Doc miró con fijeza a Ramadanoff.

—No tengo nada que objetar a las hierbas, sino al veneno.

—¿Cómo?

Las manos del hombrecillo se pusieron a temblar tanto que el té se salió de la tetera.

—Veneno —repitió Doc.

—¿Veneno? —exclamó el ruso, con incredulidad.

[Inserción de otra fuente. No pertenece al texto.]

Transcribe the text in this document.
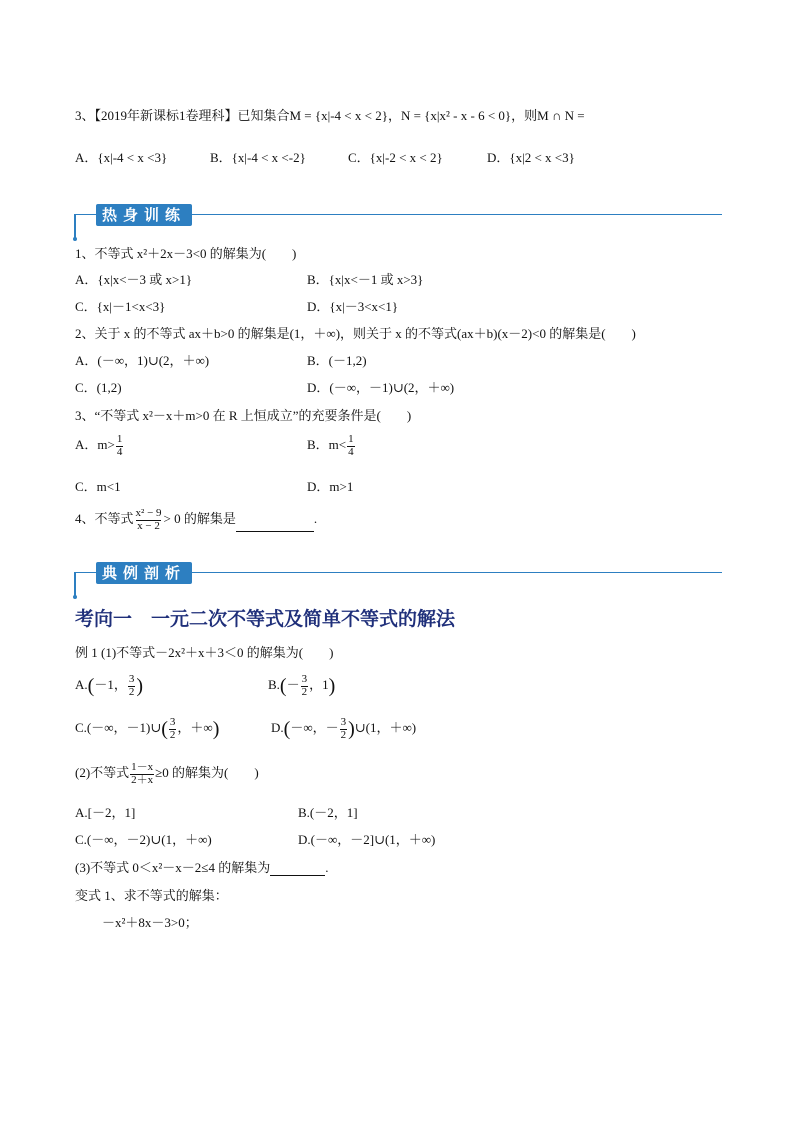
3、【2019年新课标1卷理科】已知集合M = {x|-4 < x < 2}，N = {x|x² - x - 6 < 0}，则M ∩ N =
A．{x|-4 < x <3}	B．{x|-4 < x <-2}	C．{x|-2 < x < 2}	D．{x|2 < x <3}
热身训练
1、不等式 x²＋2x－3<0 的解集为(　　)
A．{x|x<－3 或 x>1}	B．{x|x<－1 或 x>3}
C．{x|－1<x<3}	D．{x|－3<x<1}
2、关于 x 的不等式 ax＋b>0 的解集是(1，＋∞)，则关于 x 的不等式(ax＋b)(x－2)<0 的解集是(　　)
A．(－∞，1)∪(2，＋∞)	B．(－1,2)
C．(1,2)	D．(－∞，－1)∪(2，＋∞)
3、“不等式 x²－x＋m>0 在 R 上恒成立”的充要条件是(　　)
A．$m> \frac{1}{4}$	B．$m< \frac{1}{4}$
C．m<1	D．m>1
4、不等式 $\frac{\text{x² − 9}}{x - 2} > 0$ 的解集是	.
典例剖析
考向一　一元二次不等式及简单不等式的解法
例 1 (1)不等式－2x²＋x＋3＜0 的解集为(　　)
A.(－1， $\frac{3}{2}$ )	$B.(- \frac{3}{2}$ ，1)
C.(－∞，－1)∪( $\frac{3}{2}$ ，＋∞)	D.(－∞，－ $\frac{3}{2}$ )∪(1，＋∞)
(2)不等式 $\frac{1-x}{2+x} \ge 0$ 的解集为(　　)
A.[－2，1]	B.(－2，1]
C.(－∞，－2)∪(1，＋∞)	D.(－∞，－2]∪(1，＋∞)
(3)不等式 0＜x²－x－2≤4 的解集为	.
变式 1、求不等式的解集：
－x²＋8x－3>0；
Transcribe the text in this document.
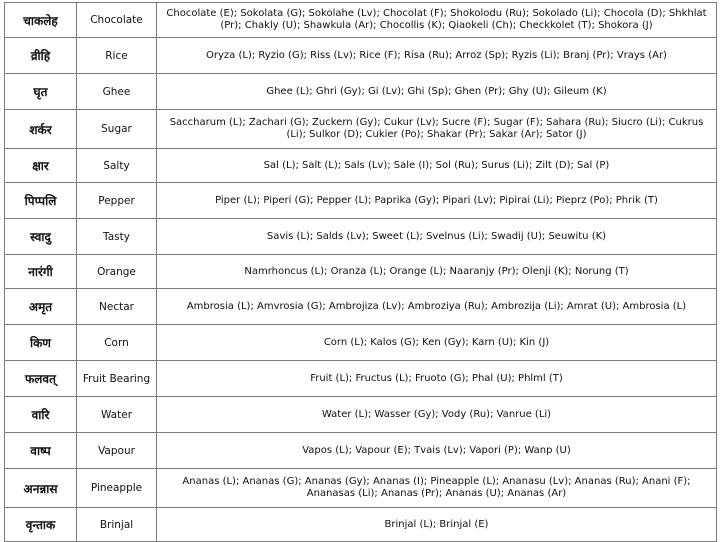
चाकलेह	Chocolate	Chocolate (E); Sokolata (G); Sokolahe (Lv); Chocolat (F); Shokolodu (Ru); Sokolado (Li); Chocola (D); Shkhlat (Pr); Chakly (U); Shawkula (Ar); Chocollis (K); Qiaokeli (Ch); Checkkolet (T); Shokora (J)
व्रीहि	Rice	Oryza (L); Ryzio (G); Riss (Lv); Rice (F); Risa (Ru); Arroz (Sp); Ryzis (Li); Branj (Pr); Vrays (Ar)
घृत	Ghee	Ghee (L); Ghri (Gy); Gi (Lv); Ghi (Sp); Ghen (Pr); Ghy (U); Gileum (K)
शर्कर	Sugar	Saccharum (L); Zachari (G); Zuckern (Gy); Cukur (Lv); Sucre (F); Sugar (F); Sahara (Ru); Siucro (Li); Cukrus (Li); Sulkor (D); Cukier (Po); Shakar (Pr); Sakar (Ar); Sator (J)
क्षार	Salty	Sal (L); Salt (L); Sals (Lv); Sale (I); Sol (Ru); Surus (Li); Zilt (D); Sal (P)
पिप्पलि	Pepper	Piper (L); Piperi (G); Pepper (L); Paprika (Gy); Pipari (Lv); Pipirai (Li); Pieprz (Po); Phrik (T)
स्वादु	Tasty	Savis (L); Salds (Lv); Sweet (L); Svelnus (Li); Swadij (U); Seuwitu (K)
नारंगी	Orange	Namrhoncus (L); Oranza (L); Orange (L); Naaranjy (Pr); Olenji (K); Norung (T)
अमृत	Nectar	Ambrosia (L); Amvrosia (G); Ambrojiza (Lv); Ambroziya (Ru); Ambrozija (Li); Amrat (U); Ambrosia (L)
किण	Corn	Corn (L); Kalos (G); Ken (Gy); Karn (U); Kin (J)
फलवत्	Fruit Bearing	Fruit (L); Fructus (L); Fruoto (G); Phal (U); Phlml (T)
वारि	Water	Water (L); Wasser (Gy); Vody (Ru); Vanrue (Li)
वाष्प	Vapour	Vapos (L); Vapour (E); Tvais (Lv); Vapori (P); Wanp (U)
अनन्नास	Pineapple	Ananas (L); Ananas (G); Ananas (Gy); Ananas (I); Pineapple (L); Ananasu (Lv); Ananas (Ru); Anani (F); Ananasas (Li); Ananas (Pr); Ananas (U); Ananas (Ar)
वृन्ताक	Brinjal	Brinjal (L); Brinjal (E)
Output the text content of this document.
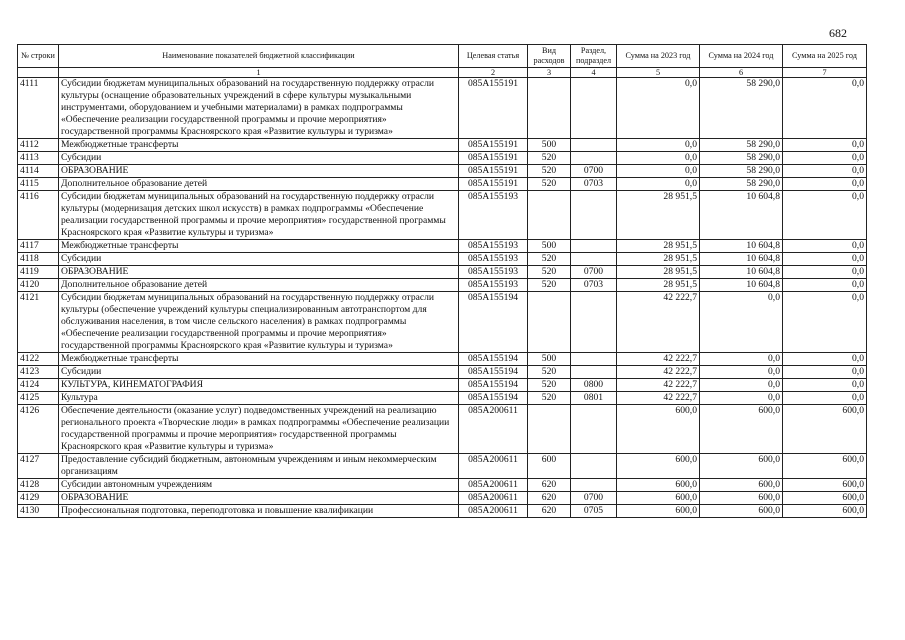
682
№ строки	Наименование показателей бюджетной классификации	Целевая статья	Вид расходов	Раздел, подраздел	Сумма на 2023 год	Сумма на 2024 год	Сумма на 2025 год
	1	2	3	4	5	6	7
4111	Субсидии бюджетам муниципальных образований на государственную поддержку отрасли культуры (оснащение образовательных учреждений в сфере культуры музыкальными инструментами, оборудованием и учебными материалами) в рамках подпрограммы «Обеспечение реализации государственной программы и прочие мероприятия» государственной программы Красноярского края «Развитие культуры и туризма»	085А155191			0,0	58 290,0	0,0
4112	Межбюджетные трансферты	085А155191	500		0,0	58 290,0	0,0
4113	Субсидии	085А155191	520		0,0	58 290,0	0,0
4114	ОБРАЗОВАНИЕ	085А155191	520	0700	0,0	58 290,0	0,0
4115	Дополнительное образование детей	085А155191	520	0703	0,0	58 290,0	0,0
4116	Субсидии бюджетам муниципальных образований на государственную поддержку отрасли культуры (модернизация детских школ искусств) в рамках подпрограммы «Обеспечение реализации государственной программы и прочие мероприятия» государственной программы Красноярского края «Развитие культуры и туризма»	085А155193			28 951,5	10 604,8	0,0
4117	Межбюджетные трансферты	085А155193	500		28 951,5	10 604,8	0,0
4118	Субсидии	085А155193	520		28 951,5	10 604,8	0,0
4119	ОБРАЗОВАНИЕ	085А155193	520	0700	28 951,5	10 604,8	0,0
4120	Дополнительное образование детей	085А155193	520	0703	28 951,5	10 604,8	0,0
4121	Субсидии бюджетам муниципальных образований на государственную поддержку отрасли культуры (обеспечение учреждений культуры специализированным автотранспортом для обслуживания населения, в том числе сельского населения) в рамках подпрограммы «Обеспечение реализации государственной программы и прочие мероприятия» государственной программы Красноярского края «Развитие культуры и туризма»	085А155194			42 222,7	0,0	0,0
4122	Межбюджетные трансферты	085А155194	500		42 222,7	0,0	0,0
4123	Субсидии	085А155194	520		42 222,7	0,0	0,0
4124	КУЛЬТУРА, КИНЕМАТОГРАФИЯ	085А155194	520	0800	42 222,7	0,0	0,0
4125	Культура	085А155194	520	0801	42 222,7	0,0	0,0
4126	Обеспечение деятельности (оказание услуг) подведомственных учреждений на реализацию регионального проекта «Творческие люди» в рамках подпрограммы «Обеспечение реализации государственной программы и прочие мероприятия» государственной программы Красноярского края «Развитие культуры и туризма»	085А200611			600,0	600,0	600,0
4127	Предоставление субсидий бюджетным, автономным учреждениям и иным некоммерческим организациям	085А200611	600		600,0	600,0	600,0
4128	Субсидии автономным учреждениям	085А200611	620		600,0	600,0	600,0
4129	ОБРАЗОВАНИЕ	085А200611	620	0700	600,0	600,0	600,0
4130	Профессиональная подготовка, переподготовка и повышение квалификации	085А200611	620	0705	600,0	600,0	600,0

Depositó la bandeja sobre la mesa y alcanzó el vaso de Doc.

—Permítame —murmuró.

Se llevó el vaso a la nariz y lo olfateó. Palideció intensamente. El vaso se le escapó de entre las manos y cayó al suelo.

Se sentó en un sillón, decaído, y luego se animó lo bastante para olfatear su propio vaso. Volvió a dejarse caer, abatido.

—¡Está envenenado, en efecto! —dijo, roncamente—. Hemos estado a dos dedos de la muerte, caballero.

—¿Reconoce usted el veneno?

—Sí.

—¿Cuál es?

—Un veneno vegetal conocido tan sólo, que yo sepa, por ese loco de Galápagos... ¡mi hermano!

Doc conservó la cara inescrutable.

—¿Puede usted explicar esto? —inquirió.

El hombre se tapó el rostro con las manos, dos piedras preciosas, montadas en sortijas, brillaban en sus blancas manos.

Una de ellas era una esmeralda, más gruesa que el pulgar de un hombre. La otra era un rubí de igual tamaño y firmeza.

—No —gimió—; no puedo explicármelo. Como usted sabe, sólo abandoné el cuarto un instante mientras preparaba el té.

Una voz nueva sonó, burlona.

—¡Ese instante fue más que suficiente!

Al oír la voz, Ramadanoff se puso rígido en el sillón, como si hubiera sentido una descarga eléctrica.

Movió la cabeza de una lado a otro, atisbando, con un gemido, por entre los dedos. Nada vio que explicara la voz burlona.

Se escaparon de entre sus labios temblorosos unas palabras:

—¡Es nuestro fin!... ¡El panal del diablo!

Repitió la frase sin sentido.

—¡El panal del diablo!

Y cayó. Sólo se movieron ya sus largos y puntiagudos dedos, clavándose, angustiados, en su cara. Y las piedras preciosas brillaban en sus dedos como ojos terribles.